2 pounds sweet potatoes, peeled and cut into ½-inch cubes (about 6 cups)

1 medium red onion, diced 

4 tablespoons olive oil, divided 

2 tablespoons butter

8 ounces prosciutto, cut into small pieces 

1½ teaspoons coarse kosher salt, plus additional for sprinkling

2 teaspoons of freshly ground pepper

8 large eggs 

3 cups half and half 

¼ cup dry white wine 

2 tablespoons Dijon mustard 

3 tablespoons fresh thyme, finely minced

1 day-old baguette (do not remove crust), torn into 1-inch pieces (about 8 cups) 

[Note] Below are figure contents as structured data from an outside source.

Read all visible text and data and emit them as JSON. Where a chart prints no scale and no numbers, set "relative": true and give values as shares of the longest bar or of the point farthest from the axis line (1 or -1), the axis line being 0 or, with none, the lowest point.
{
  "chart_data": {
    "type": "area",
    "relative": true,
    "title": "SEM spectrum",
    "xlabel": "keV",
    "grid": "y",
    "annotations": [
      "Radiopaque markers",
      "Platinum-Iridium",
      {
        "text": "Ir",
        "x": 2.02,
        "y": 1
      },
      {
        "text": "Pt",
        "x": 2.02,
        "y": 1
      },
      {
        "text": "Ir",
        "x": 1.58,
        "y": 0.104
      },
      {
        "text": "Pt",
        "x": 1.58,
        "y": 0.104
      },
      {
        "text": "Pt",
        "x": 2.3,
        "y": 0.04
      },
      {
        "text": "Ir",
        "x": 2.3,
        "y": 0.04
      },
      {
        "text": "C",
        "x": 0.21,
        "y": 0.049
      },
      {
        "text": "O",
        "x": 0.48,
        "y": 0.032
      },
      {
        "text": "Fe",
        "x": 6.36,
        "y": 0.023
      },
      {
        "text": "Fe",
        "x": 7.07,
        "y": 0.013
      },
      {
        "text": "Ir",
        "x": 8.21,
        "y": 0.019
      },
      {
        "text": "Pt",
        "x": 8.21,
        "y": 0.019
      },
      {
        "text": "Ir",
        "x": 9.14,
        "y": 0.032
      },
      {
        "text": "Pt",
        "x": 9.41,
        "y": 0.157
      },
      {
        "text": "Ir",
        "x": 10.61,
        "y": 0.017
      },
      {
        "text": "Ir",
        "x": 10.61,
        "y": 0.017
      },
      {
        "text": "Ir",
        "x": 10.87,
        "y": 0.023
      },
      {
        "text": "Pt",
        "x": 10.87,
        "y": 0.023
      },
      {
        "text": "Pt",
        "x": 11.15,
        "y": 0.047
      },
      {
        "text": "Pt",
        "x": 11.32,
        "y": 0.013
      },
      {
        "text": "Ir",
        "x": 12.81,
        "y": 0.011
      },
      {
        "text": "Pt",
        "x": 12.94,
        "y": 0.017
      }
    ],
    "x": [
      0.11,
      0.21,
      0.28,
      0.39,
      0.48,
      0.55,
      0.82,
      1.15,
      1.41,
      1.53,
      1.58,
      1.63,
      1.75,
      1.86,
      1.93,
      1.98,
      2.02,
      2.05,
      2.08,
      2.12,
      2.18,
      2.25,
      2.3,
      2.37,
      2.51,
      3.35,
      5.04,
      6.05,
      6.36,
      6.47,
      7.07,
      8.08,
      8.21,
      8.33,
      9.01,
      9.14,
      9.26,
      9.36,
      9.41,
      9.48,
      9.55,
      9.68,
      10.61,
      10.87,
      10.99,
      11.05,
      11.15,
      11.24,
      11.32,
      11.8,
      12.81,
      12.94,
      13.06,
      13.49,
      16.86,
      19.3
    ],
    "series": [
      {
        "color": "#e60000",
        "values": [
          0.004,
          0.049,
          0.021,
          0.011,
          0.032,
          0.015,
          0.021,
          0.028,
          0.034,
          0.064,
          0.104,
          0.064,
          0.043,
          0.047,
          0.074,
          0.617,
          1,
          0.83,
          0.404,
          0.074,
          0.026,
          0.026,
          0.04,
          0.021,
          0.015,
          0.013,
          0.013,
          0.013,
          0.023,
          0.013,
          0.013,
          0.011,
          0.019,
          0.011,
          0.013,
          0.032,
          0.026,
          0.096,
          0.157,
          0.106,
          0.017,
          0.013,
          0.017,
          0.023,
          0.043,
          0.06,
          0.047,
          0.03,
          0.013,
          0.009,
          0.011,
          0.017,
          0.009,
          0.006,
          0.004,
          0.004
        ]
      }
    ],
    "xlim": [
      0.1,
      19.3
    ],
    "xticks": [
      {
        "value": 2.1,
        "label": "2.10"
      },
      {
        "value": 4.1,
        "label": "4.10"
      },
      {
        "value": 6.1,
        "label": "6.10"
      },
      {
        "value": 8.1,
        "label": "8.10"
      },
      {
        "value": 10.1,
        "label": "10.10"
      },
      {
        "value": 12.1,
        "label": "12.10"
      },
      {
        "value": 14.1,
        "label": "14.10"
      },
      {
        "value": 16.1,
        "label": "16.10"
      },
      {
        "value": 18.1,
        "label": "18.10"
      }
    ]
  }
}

2 bunches Tuscan kale (about 1 pound), ribs removed, kale coarsely chopped

3 tablespoons water

8 ounces grated sharp cheddar cheese

8 ounces grated Parmesan cheese


1. Place a large sauté pan over medium heat; add olive oil and butter. Add sweet potato and red onion and sauté for 10 minutes, stirring occasionally. Sweet potatoes will still be firm. Transfer sweet potato and onion mixture to a bowl to cool. Add prosciutto and mix well. 

2. While sweet potato mixture is cooking, combine eggs, half & half, white wine and Dijon mustard in a bowl and mix well. Stir in thyme, salt and pepper. Add bread, and let sit for 25 minutes, stirring occasionally.

3. Heat remaining olive oil in sauté pan over medium heat. Add kale and water. Stir until kale is wilted slightly but still bright green in color, about 5 minutes. Add the kale to sweet potato, onion and prosciutto. Stir to blend all ingredients together. 

4. Preheat oven to 350°F. Coat a 13-by-9-inch baking dish with remaining butter. Add ½ egg and bread mixture to baking dish. Top with ½ sweet potato kale mixture. Sprinkle half each of cheddar and Parmesan. Repeat layers again and sprinkle with remaining cheese. 

5. Cover with foil and heat for 30 minutes. Remove foil and heat for another 20 minutes, until pudding is set and top starts to brown. Let sit for 10 minutes and serve. 

Makes 8 (main) or 12 (side dish) servings.